College confirms it is looking into possible breach of examination procedures

Certain students from the UCC business information systems course are alleged to have “outsourced” key aspects of a final-year project which involved computer coding, according to college sources. Photograph: Matt Kavanagh

Certain students from the UCC business information systems course are alleged to have “outsourced” key aspects of a final-year project which involved computer coding, according to college sources. Photograph: Matt Kavanagh

 

University College Cork has withheld the results of a number of final-year degree students amid allegations of cheating and breaches of exam procedures.

Students from the business information systems course are alleged to have “outsourced” key aspects of a final-year project which involved computer coding, according to college sources.

UCC confirmed in a statement it is involved in “an ongoing process with a small number of students regarding possible breach of its examination procedures”.

It says it will not comment further on the basis the process has not yet been completed. All students at the university are required to sign a declaration that any project work they submit is wholly their own work.

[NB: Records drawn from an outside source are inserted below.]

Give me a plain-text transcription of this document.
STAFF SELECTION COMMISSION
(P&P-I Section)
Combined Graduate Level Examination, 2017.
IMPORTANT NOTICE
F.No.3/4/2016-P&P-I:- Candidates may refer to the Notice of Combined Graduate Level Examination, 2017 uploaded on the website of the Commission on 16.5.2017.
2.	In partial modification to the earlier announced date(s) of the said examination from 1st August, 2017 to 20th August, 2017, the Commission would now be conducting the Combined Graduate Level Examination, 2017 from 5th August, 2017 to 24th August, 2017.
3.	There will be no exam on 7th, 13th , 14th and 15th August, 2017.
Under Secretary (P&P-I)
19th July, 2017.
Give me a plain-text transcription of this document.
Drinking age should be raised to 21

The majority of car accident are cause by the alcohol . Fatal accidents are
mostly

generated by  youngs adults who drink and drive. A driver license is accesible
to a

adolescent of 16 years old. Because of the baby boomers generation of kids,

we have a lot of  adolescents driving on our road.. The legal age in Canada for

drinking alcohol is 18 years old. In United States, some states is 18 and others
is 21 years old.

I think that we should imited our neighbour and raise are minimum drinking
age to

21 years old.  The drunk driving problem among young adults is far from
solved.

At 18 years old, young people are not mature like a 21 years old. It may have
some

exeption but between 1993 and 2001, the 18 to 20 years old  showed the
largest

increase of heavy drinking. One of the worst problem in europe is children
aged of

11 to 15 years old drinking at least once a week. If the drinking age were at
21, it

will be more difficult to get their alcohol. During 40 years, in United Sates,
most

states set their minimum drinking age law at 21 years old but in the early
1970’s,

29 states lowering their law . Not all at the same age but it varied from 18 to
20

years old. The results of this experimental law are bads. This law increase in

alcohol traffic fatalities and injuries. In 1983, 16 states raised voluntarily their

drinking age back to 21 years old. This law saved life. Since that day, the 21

Penalties for students who are found to have breached these regulations may range from receiving a mark of zero for a project to exclusion from the university.

The internal investigation is understood to have been prompted by a student at the college who initially alleged that up to 14 students may have been involved presenting other individuals’ work as their own.

This triggered an internal review involving the college’s lawyers.

Cleared of plagiarism

It is understood that a significant number have been cleared of plagiarism, while investigations are ongoing in a “small number” of cases.

The allegations highlight the growing difficulties facing colleges in tackling or investigating plagiarism and so-called “contract cheating”.

This can involve individuals or firms who provide written-to-order essays, dissertations or projects for students as part of their course work.

New laws being drafted by Minister for Education Richard Bruton will make it an offence to provide or advertise “cheating services” which aim to give students an unfair advantage over others.

There are dozens of essay-writing services available, although many insist they do not condone cheating.

The scale of cheating in Irish colleges is difficult to estimate, though there have been about 1,000 cases of students in Ireland being disciplined for plagiarism since 2010, according to figures compiled by The Irish Times last year.

The real number is likely to be significantly higher given that several universities did not provide figures.